Elle reconnaît avoir "fait un peu n’importe quoi après le bac" mais, grâce à un passage aux Arts Déco, elle rencontre un jeune producteur qui va la faire travailler sur des idées de scénario : "C’était cool et formateur et je me suis dit que je n’étais pas faite pour écrire pour les autres." Elle tente alors la Fémis à 26 ans en scénario. Une dernière chance qui s’avère être la bonne : "C'était mon rêve d’ado et le moyen d’avoir une légitimité pour raconter mes histoires à moi.
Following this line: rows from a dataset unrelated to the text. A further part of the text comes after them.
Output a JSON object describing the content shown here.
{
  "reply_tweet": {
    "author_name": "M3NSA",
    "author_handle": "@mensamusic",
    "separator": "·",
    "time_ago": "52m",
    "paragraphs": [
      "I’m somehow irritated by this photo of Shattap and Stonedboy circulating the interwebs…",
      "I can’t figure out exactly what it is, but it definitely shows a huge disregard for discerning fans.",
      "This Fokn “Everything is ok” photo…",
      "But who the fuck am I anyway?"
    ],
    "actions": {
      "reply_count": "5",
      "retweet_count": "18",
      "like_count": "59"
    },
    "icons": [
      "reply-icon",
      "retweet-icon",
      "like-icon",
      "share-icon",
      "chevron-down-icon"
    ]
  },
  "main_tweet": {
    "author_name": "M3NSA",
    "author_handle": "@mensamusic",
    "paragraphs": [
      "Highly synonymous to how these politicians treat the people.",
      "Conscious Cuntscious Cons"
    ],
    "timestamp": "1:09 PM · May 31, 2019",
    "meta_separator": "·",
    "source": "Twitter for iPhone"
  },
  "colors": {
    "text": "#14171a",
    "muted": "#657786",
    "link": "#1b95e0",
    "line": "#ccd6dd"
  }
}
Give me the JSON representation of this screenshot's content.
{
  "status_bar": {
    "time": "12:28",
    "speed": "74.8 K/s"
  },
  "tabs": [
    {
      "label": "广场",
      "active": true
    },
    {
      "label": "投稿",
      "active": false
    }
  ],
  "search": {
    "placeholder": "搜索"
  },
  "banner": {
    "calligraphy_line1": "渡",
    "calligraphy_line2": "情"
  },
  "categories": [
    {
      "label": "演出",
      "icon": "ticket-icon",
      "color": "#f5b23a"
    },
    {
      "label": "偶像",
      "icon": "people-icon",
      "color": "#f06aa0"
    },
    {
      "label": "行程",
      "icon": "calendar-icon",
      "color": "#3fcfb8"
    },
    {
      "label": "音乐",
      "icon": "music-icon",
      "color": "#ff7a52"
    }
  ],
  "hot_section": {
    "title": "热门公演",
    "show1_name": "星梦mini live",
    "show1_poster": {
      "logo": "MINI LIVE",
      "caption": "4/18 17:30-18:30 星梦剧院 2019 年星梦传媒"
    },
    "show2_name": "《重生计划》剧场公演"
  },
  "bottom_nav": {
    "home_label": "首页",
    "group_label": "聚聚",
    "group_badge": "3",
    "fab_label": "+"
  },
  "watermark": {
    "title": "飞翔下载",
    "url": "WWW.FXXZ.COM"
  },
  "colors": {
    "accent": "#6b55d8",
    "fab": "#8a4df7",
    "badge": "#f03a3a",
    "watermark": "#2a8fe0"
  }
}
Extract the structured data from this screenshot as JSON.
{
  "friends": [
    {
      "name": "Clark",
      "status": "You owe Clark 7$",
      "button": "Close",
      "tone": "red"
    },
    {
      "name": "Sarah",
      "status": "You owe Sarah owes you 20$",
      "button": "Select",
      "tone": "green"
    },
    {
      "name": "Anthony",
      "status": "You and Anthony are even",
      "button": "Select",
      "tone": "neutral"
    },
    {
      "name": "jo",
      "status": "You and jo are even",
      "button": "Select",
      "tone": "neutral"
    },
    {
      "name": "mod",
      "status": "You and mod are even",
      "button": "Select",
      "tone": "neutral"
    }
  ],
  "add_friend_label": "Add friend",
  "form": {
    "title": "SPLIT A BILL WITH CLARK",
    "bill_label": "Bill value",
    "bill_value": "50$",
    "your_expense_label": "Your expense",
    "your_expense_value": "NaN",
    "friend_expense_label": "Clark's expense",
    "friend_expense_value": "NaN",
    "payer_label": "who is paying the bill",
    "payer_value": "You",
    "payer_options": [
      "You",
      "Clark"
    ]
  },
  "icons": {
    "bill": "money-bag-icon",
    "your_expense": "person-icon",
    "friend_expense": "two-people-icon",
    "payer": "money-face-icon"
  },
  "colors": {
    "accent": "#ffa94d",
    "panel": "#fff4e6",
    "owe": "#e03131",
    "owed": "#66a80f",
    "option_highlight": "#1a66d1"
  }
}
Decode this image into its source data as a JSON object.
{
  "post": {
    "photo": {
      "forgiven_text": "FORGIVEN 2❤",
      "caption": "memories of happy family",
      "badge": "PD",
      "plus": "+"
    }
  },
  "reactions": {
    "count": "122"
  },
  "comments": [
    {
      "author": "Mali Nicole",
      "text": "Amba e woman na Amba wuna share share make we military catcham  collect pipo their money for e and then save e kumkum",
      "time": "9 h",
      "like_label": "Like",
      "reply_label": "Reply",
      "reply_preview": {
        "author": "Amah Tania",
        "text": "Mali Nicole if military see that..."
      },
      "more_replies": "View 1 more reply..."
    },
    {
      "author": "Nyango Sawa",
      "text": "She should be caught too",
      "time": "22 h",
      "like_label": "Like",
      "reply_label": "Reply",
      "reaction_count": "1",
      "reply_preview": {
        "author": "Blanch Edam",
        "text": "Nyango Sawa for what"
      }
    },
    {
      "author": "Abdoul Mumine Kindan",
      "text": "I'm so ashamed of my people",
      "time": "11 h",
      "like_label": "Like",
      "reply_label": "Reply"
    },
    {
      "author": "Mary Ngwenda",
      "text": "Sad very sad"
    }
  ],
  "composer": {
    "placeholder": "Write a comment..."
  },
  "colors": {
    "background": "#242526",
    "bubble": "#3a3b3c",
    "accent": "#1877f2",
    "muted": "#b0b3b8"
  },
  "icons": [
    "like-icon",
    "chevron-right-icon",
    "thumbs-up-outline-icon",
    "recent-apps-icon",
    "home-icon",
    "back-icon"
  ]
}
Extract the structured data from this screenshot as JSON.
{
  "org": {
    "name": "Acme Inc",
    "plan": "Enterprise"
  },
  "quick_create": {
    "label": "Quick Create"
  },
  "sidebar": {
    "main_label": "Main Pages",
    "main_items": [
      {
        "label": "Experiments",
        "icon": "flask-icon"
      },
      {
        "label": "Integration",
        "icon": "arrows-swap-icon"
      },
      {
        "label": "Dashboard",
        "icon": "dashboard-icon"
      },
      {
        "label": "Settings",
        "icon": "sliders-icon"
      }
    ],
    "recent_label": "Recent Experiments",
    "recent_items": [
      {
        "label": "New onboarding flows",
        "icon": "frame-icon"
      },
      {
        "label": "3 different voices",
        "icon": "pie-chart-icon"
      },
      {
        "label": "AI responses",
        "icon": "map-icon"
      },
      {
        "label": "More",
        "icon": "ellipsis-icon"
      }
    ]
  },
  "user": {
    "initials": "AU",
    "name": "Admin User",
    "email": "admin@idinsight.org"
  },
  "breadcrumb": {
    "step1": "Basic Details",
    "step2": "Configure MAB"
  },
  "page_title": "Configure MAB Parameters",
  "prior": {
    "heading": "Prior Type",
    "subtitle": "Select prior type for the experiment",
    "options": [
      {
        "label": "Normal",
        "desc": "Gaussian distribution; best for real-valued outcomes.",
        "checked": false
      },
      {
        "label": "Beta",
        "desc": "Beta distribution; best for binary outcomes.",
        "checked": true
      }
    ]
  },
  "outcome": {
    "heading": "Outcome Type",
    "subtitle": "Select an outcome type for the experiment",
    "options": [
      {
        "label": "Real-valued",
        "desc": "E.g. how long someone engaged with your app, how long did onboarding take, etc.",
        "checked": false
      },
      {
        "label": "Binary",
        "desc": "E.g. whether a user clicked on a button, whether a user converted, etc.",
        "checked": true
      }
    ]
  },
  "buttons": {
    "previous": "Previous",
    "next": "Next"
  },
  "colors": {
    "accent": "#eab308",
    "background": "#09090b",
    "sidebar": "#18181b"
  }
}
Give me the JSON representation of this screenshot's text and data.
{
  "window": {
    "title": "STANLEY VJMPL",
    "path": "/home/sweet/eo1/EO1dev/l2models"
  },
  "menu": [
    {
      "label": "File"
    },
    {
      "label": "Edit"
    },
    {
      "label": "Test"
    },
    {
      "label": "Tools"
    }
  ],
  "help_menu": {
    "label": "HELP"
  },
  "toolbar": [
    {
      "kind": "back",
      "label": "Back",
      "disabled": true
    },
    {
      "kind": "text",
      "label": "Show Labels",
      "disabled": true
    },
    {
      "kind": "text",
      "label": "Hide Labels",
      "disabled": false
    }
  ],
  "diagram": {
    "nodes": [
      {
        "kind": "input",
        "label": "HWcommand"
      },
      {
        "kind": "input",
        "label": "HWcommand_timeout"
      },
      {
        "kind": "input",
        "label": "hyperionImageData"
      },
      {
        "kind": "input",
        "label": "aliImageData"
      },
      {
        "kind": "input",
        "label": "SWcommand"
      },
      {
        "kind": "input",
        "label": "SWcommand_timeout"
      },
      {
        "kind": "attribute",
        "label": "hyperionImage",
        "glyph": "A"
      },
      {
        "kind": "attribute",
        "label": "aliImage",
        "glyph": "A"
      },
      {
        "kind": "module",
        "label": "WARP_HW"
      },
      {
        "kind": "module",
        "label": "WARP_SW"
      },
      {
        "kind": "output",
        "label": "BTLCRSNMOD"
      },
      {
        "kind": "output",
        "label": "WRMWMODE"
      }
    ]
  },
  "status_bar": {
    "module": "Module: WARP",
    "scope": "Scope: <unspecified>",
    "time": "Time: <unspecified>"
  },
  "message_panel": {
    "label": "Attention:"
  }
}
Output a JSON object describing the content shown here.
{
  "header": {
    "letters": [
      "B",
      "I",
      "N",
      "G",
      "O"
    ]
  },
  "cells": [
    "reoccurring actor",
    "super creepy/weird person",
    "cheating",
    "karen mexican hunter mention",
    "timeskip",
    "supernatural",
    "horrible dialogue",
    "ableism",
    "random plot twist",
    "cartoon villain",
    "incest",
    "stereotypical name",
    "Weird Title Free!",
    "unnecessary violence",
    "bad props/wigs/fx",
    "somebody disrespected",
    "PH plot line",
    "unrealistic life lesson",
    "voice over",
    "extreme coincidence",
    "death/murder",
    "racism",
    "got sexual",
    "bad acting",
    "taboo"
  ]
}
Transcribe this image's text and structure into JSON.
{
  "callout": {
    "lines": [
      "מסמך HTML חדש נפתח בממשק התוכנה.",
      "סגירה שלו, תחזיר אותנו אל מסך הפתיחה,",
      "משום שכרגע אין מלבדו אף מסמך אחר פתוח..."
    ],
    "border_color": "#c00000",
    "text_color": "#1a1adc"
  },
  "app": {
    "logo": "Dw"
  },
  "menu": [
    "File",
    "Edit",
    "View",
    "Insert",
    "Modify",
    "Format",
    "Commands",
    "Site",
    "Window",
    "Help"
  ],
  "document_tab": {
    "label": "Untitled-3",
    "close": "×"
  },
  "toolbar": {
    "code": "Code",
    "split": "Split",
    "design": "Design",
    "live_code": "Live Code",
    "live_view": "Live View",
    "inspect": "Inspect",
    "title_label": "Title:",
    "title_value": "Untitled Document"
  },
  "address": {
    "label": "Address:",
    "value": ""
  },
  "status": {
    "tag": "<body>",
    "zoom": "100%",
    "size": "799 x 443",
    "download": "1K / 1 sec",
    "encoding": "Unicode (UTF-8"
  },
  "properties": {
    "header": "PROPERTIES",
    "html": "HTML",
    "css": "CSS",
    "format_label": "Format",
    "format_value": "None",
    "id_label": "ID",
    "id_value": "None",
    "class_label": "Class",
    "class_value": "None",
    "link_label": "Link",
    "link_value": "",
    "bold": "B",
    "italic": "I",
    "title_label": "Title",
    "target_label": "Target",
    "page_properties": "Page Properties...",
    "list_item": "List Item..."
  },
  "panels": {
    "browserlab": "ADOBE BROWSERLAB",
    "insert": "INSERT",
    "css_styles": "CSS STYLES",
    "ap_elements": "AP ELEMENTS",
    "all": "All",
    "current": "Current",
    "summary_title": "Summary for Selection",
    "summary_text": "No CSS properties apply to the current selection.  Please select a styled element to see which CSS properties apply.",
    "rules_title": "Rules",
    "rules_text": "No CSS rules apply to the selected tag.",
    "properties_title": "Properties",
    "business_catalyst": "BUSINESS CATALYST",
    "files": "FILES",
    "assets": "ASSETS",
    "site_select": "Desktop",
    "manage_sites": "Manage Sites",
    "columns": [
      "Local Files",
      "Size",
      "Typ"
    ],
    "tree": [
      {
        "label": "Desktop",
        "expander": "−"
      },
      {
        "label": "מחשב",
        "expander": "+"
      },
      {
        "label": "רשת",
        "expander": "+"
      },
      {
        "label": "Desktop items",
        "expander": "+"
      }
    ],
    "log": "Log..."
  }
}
C’était le dernier moment mais le bon moment pour moi." L’école est un bon moyen pour tisser des liens, créer un réseau et commencer des collaborations formatrices sur des projets professionnels, avec des intervenants de l’école, car, en effet, « personne ne va penser à toi si tu n’existes pas donc il faut exister."

Une histoire de rencontres

Et les rencontres humaines sont un beau moteur, même pour l’écriture puisque l’expérience Dustin, a remodelé un peu les projets à venir. "À la base, mon premier long-métrage, actuellement en écriture, était sur le milieu de la techno mais pas sur ces questions-là et, en faisant le film, en l’accompagnant et en ayant eu des débats dans plein de villes de province, je me suis rendu compte qu’à Paris, on vivait dans une bulle. Et surtout j’ai envie de continuer à grandir avec Dustin, la comédienne, et je ne peux pas me plaindre que personne ne lui donne de rôle si moi-même je ne lui en donne pas."

Avec toujours l’idée de remodeler un peu la vision du genre et des personnages trans ou non-binaires et d’éviter tous les clichés trop souvent mis à l’image. Naïla Guiguet explique : "Pour Dustin, j’ai voulu une fin optimiste parce que j’en ai un peu marre des films pessimistes qui font un état du monde dans lequel il n’y a pas de solution. Il faut qu’on puisse se raccrocher à quelque chose, ne pas culpabiliser. Et ces personnages ne sont toujours suivis que pendant leur transition avec un côté doloriste et je trouve ça cool d’écrire un film où le personnage central est trans mais où on se rend compte que c’est le monde autour qui a un problème."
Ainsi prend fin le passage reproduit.